In one sense, that is not helpful to Clearwire at a time when other mobile service providers are building their LTE networks as fast as they can. On the other hand, helpful or not, Clearwire cannot afford to spend more capital than it has access to, even if it would prefer to build faster.

Clearwire has said it will begin building the LTE network early in 2013 and have 5,000 LTE sites up by middle of 2013.

Clearwire had $1.2 billion in cash at the end of the second quarter and, based on its needs, had enough cash for “at least” the next 12 months. The company, which holds a large chunk of wireless airwave licenses, also has said it could sell assets to raise cash.

As a practical matter, Clearwire might ultimately wind up functioning as a “spot supplier” of additional LTE capacity in markets with heavy usage, rather than as a complete national network using only its own facilities.

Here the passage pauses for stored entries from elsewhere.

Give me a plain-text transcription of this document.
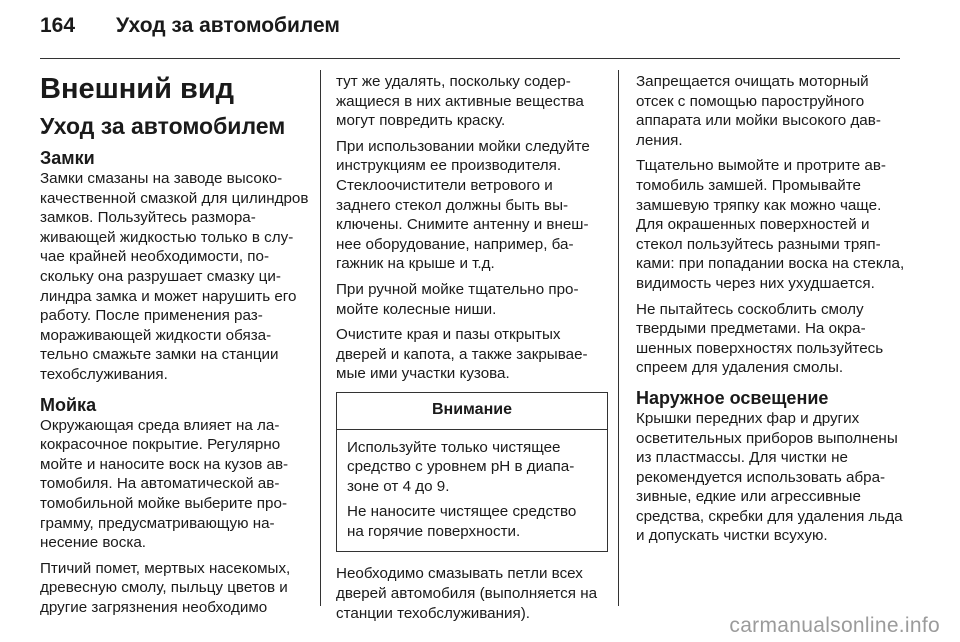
164	Уход за автомобилем
Внешний вид
Уход за автомобилем
Замки

Замки смазаны на заводе высококачественной смазкой для цилиндров замков. Пользуйтесь размораживающей жидкостью только в случае крайней необходимости, поскольку она разрушает смазку цилиндра замка и может нарушить его работу. После применения размораживающей жидкости обязательно смажьте замки на станции техобслуживания.

Мойка

Окружающая среда влияет на лакокрасочное покрытие. Регулярно мойте и наносите воск на кузов автомобиля. На автоматической автомобильной мойке выберите программу, предусматривающую нанесение воска.

Птичий помет, мертвых насекомых, древесную смолу, пыльцу цветов и другие загрязнения необходимо

тут же удалять, поскольку содержащиеся в них активные вещества могут повредить краску.

При использовании мойки следуйте инструкциям ее производителя. Стеклоочистители ветрового и заднего стекол должны быть выключены. Снимите антенну и внешнее оборудование, например, багажник на крыше и т.д.

При ручной мойке тщательно промойте колесные ниши.

Очистите края и пазы открытых дверей и капота, а также закрываемые ими участки кузова.

Внимание

Используйте только чистящее средство с уровнем pH в диапазоне от 4 до 9.

Не наносите чистящее средство на горячие поверхности.

Необходимо смазывать петли всех дверей автомобиля (выполняется на станции техобслуживания).

Запрещается очищать моторный отсек с помощью пароструйного аппарата или мойки высокого давления.

Тщательно вымойте и протрите автомобиль замшей. Промывайте замшевую тряпку как можно чаще. Для окрашенных поверхностей и стекол пользуйтесь разными тряпками: при попадании воска на стекла, видимость через них ухудшается.

Не пытайтесь соскоблить смолу твердыми предметами. На окрашенных поверхностях пользуйтесь спреем для удаления смолы.

Наружное освещение

Крышки передних фар и других осветительных приборов выполнены из пластмассы. Для чистки не рекомендуется использовать абразивные, едкие или агрессивные средства, скребки для удаления льда и допускать чистки всухую.

carmanualsonline.info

That would not be an unusual pattern in the industry, where virtually no networks have network everywhere. Such a plan also would better match the capital Clearwire seems to have available.

Uncertainty, in the form of potential customers possibly wanting to wait, if possible, until the outcome of the T-Mobile USA and MetroPCS merger is clear, could be a factor, though. T-Mobile USA has said it would be more active in the wholesale market. So it would not be surprising for potential wholesale partners to want further detail before signing on with Clearwire.